Na endlich: Spanien hat wieder eine Regierung. Durch eine Enthaltung der meisten Abgeordneten der Sozialistischen Partei bei der Abstimmung, konnte Mariano Rajoy (Artikelbild oben) die Wahl gewinnen. Die Sozialisten sehen ein, dass zehn Monate politischer Stillstand zu viel ist, und haben bei der entscheidenden Wiederwahl des Konservativen Rajoy eingelenkt. Eine vernünftige Entscheidung. Doch sie kommt zu spät.

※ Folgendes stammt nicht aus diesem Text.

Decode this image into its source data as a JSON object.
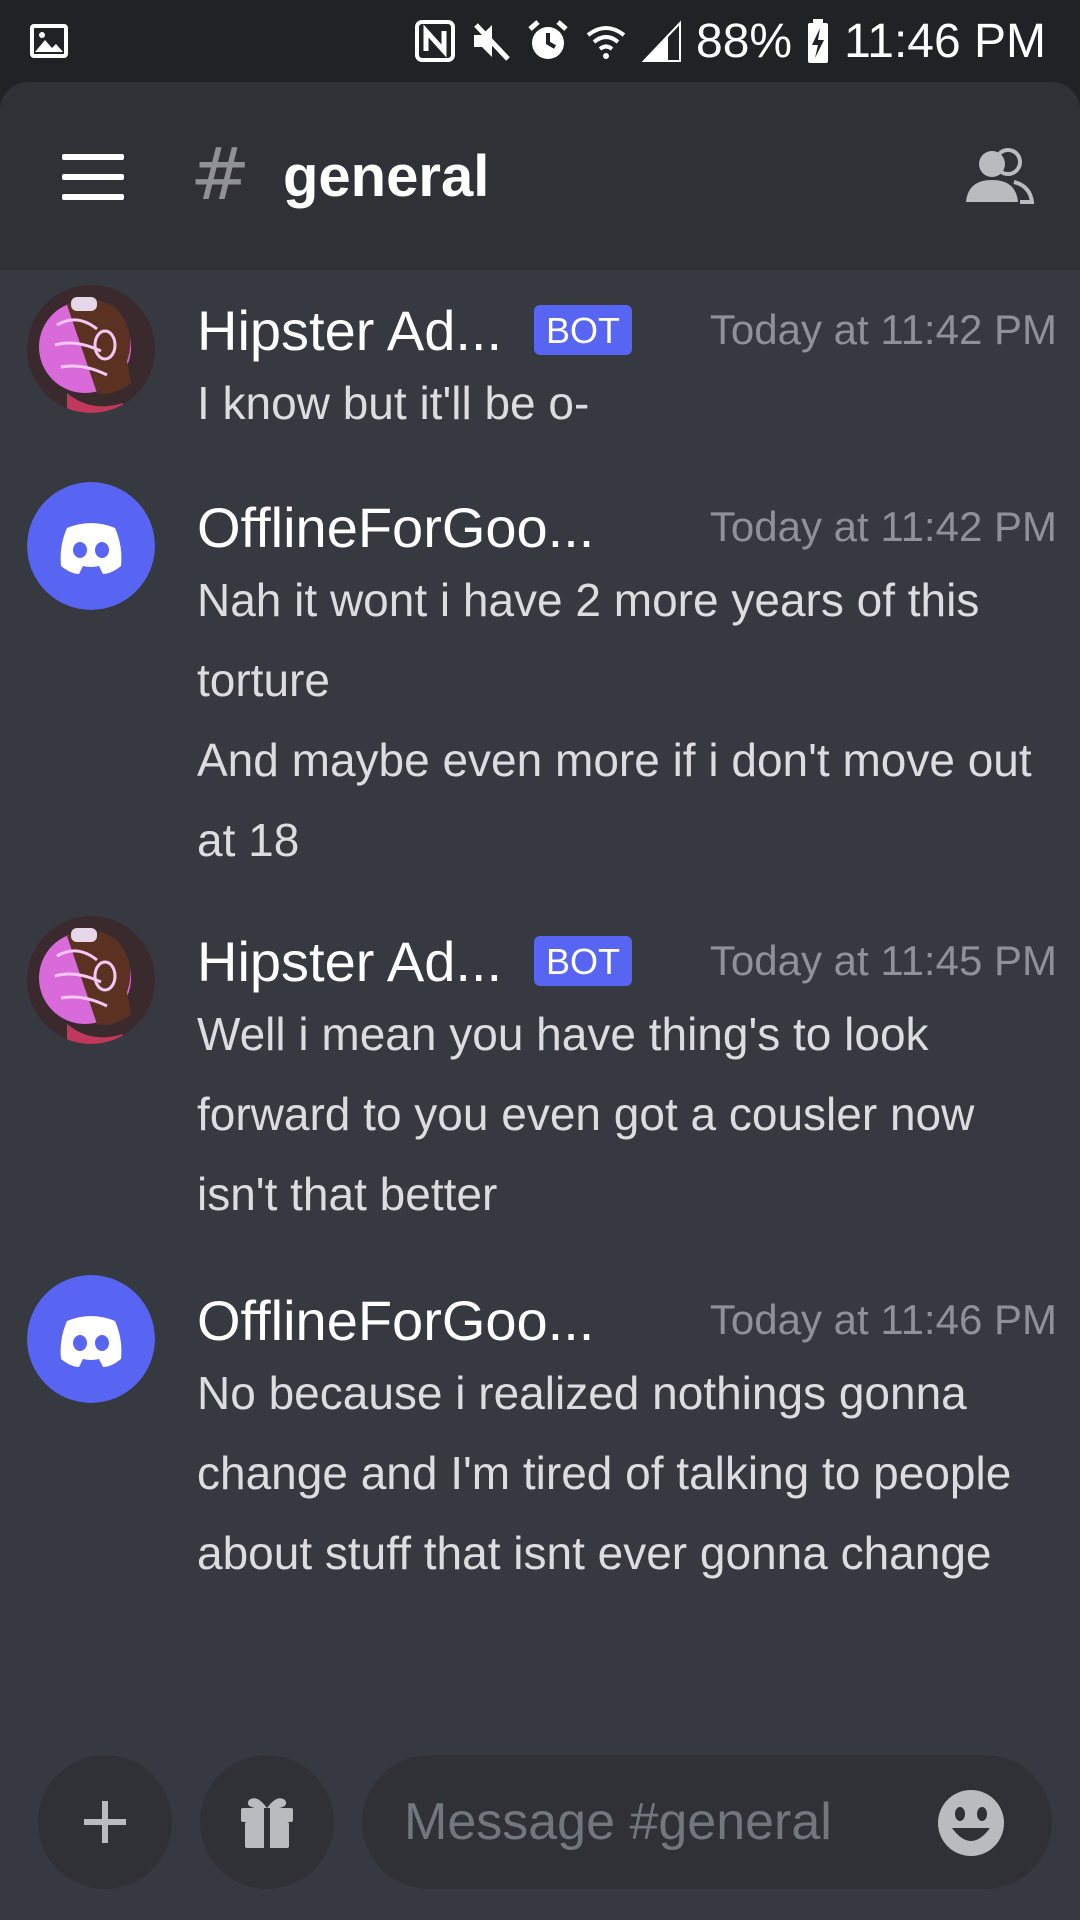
{
  "status_bar": {
    "battery": "88%",
    "time": "11:46 PM",
    "icons": [
      "gallery-icon",
      "nfc-icon",
      "mute-icon",
      "alarm-icon",
      "wifi-icon",
      "signal-icon",
      "battery-icon"
    ]
  },
  "header": {
    "channel_prefix": "#",
    "channel_name": "general",
    "icons": [
      "hamburger-menu-icon",
      "members-icon"
    ]
  },
  "messages": [
    {
      "author": "Hipster Ad...",
      "bot": true,
      "bot_label": "BOT",
      "timestamp": "Today at 11:42 PM",
      "avatar": "pink-sketch-avatar",
      "lines": [
        "I know but it'll be o-"
      ]
    },
    {
      "author": "OfflineForGoo...",
      "bot": false,
      "timestamp": "Today at 11:42 PM",
      "avatar": "discord-default-avatar",
      "lines": [
        "Nah it wont i have 2 more years of this torture",
        "And maybe even more if i don't move out at 18"
      ]
    },
    {
      "author": "Hipster Ad...",
      "bot": true,
      "bot_label": "BOT",
      "timestamp": "Today at 11:45 PM",
      "avatar": "pink-sketch-avatar",
      "lines": [
        "Well i mean you have thing's to look forward to you even got a cousler now isn't that better"
      ]
    },
    {
      "author": "OfflineForGoo...",
      "bot": false,
      "timestamp": "Today at 11:46 PM",
      "avatar": "discord-default-avatar",
      "lines": [
        "No because i realized nothings gonna change and I'm tired of talking to people about stuff that isnt ever gonna change"
      ]
    }
  ],
  "composer": {
    "placeholder": "Message #general",
    "icons": [
      "plus-icon",
      "gift-icon",
      "emoji-icon"
    ]
  },
  "colors": {
    "background": "#36393f",
    "header": "#2f3136",
    "status_bar": "#202225",
    "blurple": "#5865f2",
    "timestamp": "#8e9297"
  }
}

Seit Monaten liegen im Land öffentliche Bauprojekte brach, zum Beispiel der Ausbau von Eisenbahn-Hochgeschwindigkeitsstrecken. Weil die geschäftsführende Regierung kein Geld dafür freigeben kann. Spanien hat immer noch keinen Haushaltsplan fürs nächste Jahr - und die EU-Kommission wartet seit Wochen auf neue Sparvorschläge aus Madrid. Zu diesem Reformstau hätte es nicht kommen müssen, wenn die Sozialisten schon nach der Parlamentswahl im Dezember oder nach der Neuwahl im Juni Rajoy ins Amt verholfen hätten.

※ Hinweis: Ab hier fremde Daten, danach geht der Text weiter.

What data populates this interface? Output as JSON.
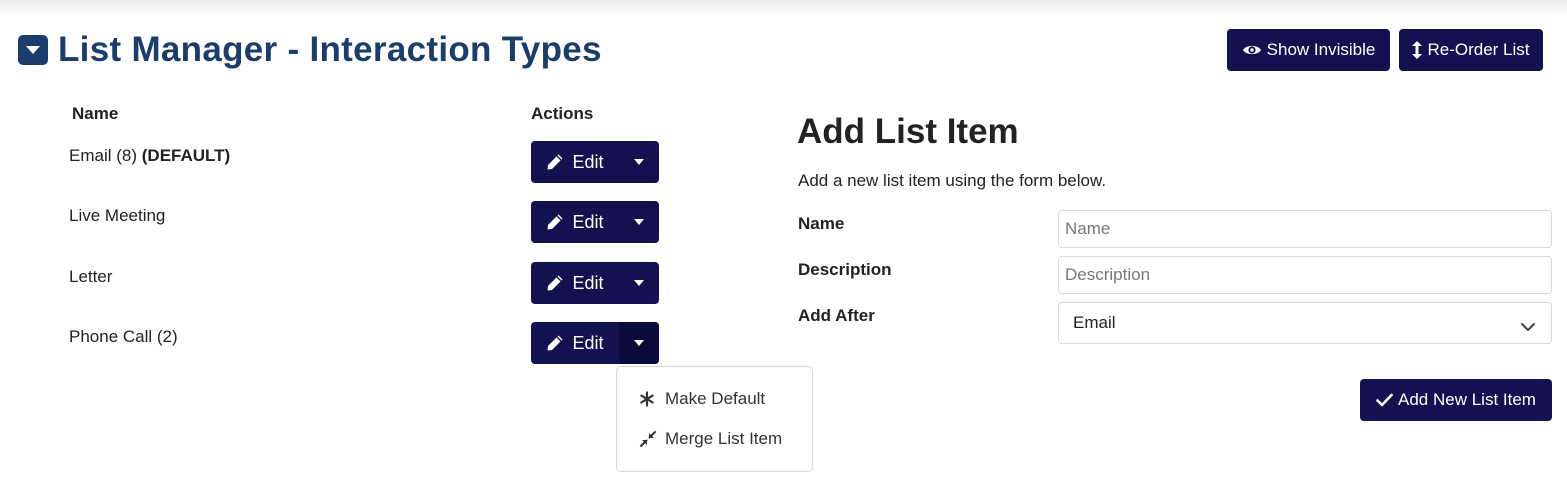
{
  "header": {
    "title": "List Manager - Interaction Types",
    "collapse_icon": "caret-down-square-icon",
    "show_invisible_label": "Show Invisible",
    "reorder_label": "Re-Order List"
  },
  "table": {
    "columns": {
      "name": "Name",
      "actions": "Actions"
    },
    "rows": [
      {
        "name": "Email (8)",
        "badge": "(DEFAULT)",
        "edit_label": "Edit"
      },
      {
        "name": "Live Meeting",
        "badge": "",
        "edit_label": "Edit"
      },
      {
        "name": "Letter",
        "badge": "",
        "edit_label": "Edit"
      },
      {
        "name": "Phone Call (2)",
        "badge": "",
        "edit_label": "Edit"
      }
    ]
  },
  "dropdown_menu": {
    "items": [
      {
        "label": "Make Default",
        "icon": "asterisk-icon"
      },
      {
        "label": "Merge List Item",
        "icon": "compress-arrows-icon"
      }
    ]
  },
  "form": {
    "title": "Add List Item",
    "description": "Add a new list item using the form below.",
    "name_label": "Name",
    "name_placeholder": "Name",
    "description_label": "Description",
    "description_placeholder": "Description",
    "add_after_label": "Add After",
    "add_after_value": "Email",
    "submit_label": "Add New List Item"
  },
  "colors": {
    "title": "#1b3d6b",
    "button": "#11124f"
  }
}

Denn eine andere vernünftige Regierungskonstellation gab es nicht. Ein linkes Bündnis war unmöglich geworden, nachdem die radikallinke Bewegung Podemos die Sozialisten heftig angegriffen hatte. Der große Fehler, den die Sozialisten schon im Wahlkampf gemacht hatten, war es, die Unterstützung einer konservativen Regierung kategorisch auszuschließen. Dass es darauf hinauslaufen könnte, hätte sich die Partei schon vorher ausrechnen können: Es war klar, dass es bei dieser Wahl neue Parteien ins Parlament schaffen, die Prozent-Anteile quasi gestreut werden und die Bildung von Mehrheiten schwierig wird.

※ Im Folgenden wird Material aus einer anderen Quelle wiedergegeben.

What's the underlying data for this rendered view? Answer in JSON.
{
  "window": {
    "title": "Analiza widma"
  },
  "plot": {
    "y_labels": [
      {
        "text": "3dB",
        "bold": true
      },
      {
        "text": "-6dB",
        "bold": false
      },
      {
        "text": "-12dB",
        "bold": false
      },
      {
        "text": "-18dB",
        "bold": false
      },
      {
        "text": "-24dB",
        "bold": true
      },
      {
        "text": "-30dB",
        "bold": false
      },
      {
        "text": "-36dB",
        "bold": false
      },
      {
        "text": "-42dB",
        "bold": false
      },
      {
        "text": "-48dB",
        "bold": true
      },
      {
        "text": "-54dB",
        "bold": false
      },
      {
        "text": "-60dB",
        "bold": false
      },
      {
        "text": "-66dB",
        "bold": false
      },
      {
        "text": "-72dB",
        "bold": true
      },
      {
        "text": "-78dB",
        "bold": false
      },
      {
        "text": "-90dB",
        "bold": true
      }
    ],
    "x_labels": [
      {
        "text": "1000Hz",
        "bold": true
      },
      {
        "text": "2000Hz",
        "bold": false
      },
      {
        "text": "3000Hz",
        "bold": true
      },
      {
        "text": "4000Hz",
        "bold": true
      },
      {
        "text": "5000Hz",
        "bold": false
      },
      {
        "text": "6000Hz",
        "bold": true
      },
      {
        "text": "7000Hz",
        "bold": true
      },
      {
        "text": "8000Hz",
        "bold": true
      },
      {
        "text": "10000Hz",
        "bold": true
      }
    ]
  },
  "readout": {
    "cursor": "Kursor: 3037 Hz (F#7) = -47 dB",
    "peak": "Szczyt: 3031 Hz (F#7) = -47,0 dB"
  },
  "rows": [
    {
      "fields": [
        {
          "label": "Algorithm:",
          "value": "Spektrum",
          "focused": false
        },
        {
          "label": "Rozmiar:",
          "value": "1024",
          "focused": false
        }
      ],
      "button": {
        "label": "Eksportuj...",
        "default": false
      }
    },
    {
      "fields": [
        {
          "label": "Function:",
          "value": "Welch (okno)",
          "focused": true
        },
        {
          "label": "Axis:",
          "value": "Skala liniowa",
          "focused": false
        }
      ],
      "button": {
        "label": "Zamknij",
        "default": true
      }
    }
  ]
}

In den vergangenen Wochen versanken die Sozialisten im Chaos: Hochrangige Politiker gifteten sich öffentlich an - im Streit über die Frage, ob man Rajoy vielleicht doch unterstützen dürfe oder nicht. Das Ganze gipfelte in einer Schlammschlacht und dem Rücktritt des Parteichefs Anfang Oktober. All das hätten die Sozialisten Spanien ersparen sollen - und auch sich selbst.

Denn die Partei liegt am Boden, ist zerstritten wie nie. Käme es jetzt zu einer Neuwahl, würde sie in der Bedeutungslosigkeit versinken, die traditionsreichste Partei Spaniens. Also liegt es auch in ihrem Interesse, dass die Minderheitsregierung der Konservativen möglichst lange hält und nicht allzu bald neu gewählt wird. Was im Idealfall bedeutet, dass die Sozialisten eine konstruktive Opposition sein werden und nicht wieder auf Blockade stellen - so wie die vergangenen Monate.

Die Sozialisten müssen zeigen, dass ihnen das Wohl Spaniens wirklich am Herzen liegt, so wie sie es immer sagen. Mehr Vernunft als Stolz ist angesagt. Die Partei muss akzeptieren, dass der Konservative Rajoy der Wahlsieger beider Abstimmungsrunden war und den Ton angeben darf. So könnte die Partei ihre ungeschickte Haltung der vergangenen Monate und die vertrödelte Zeit ein Stück weit wieder gutmachen.

Oliver Neuroth ist Korrespondent im ARD-Studio in Madrid.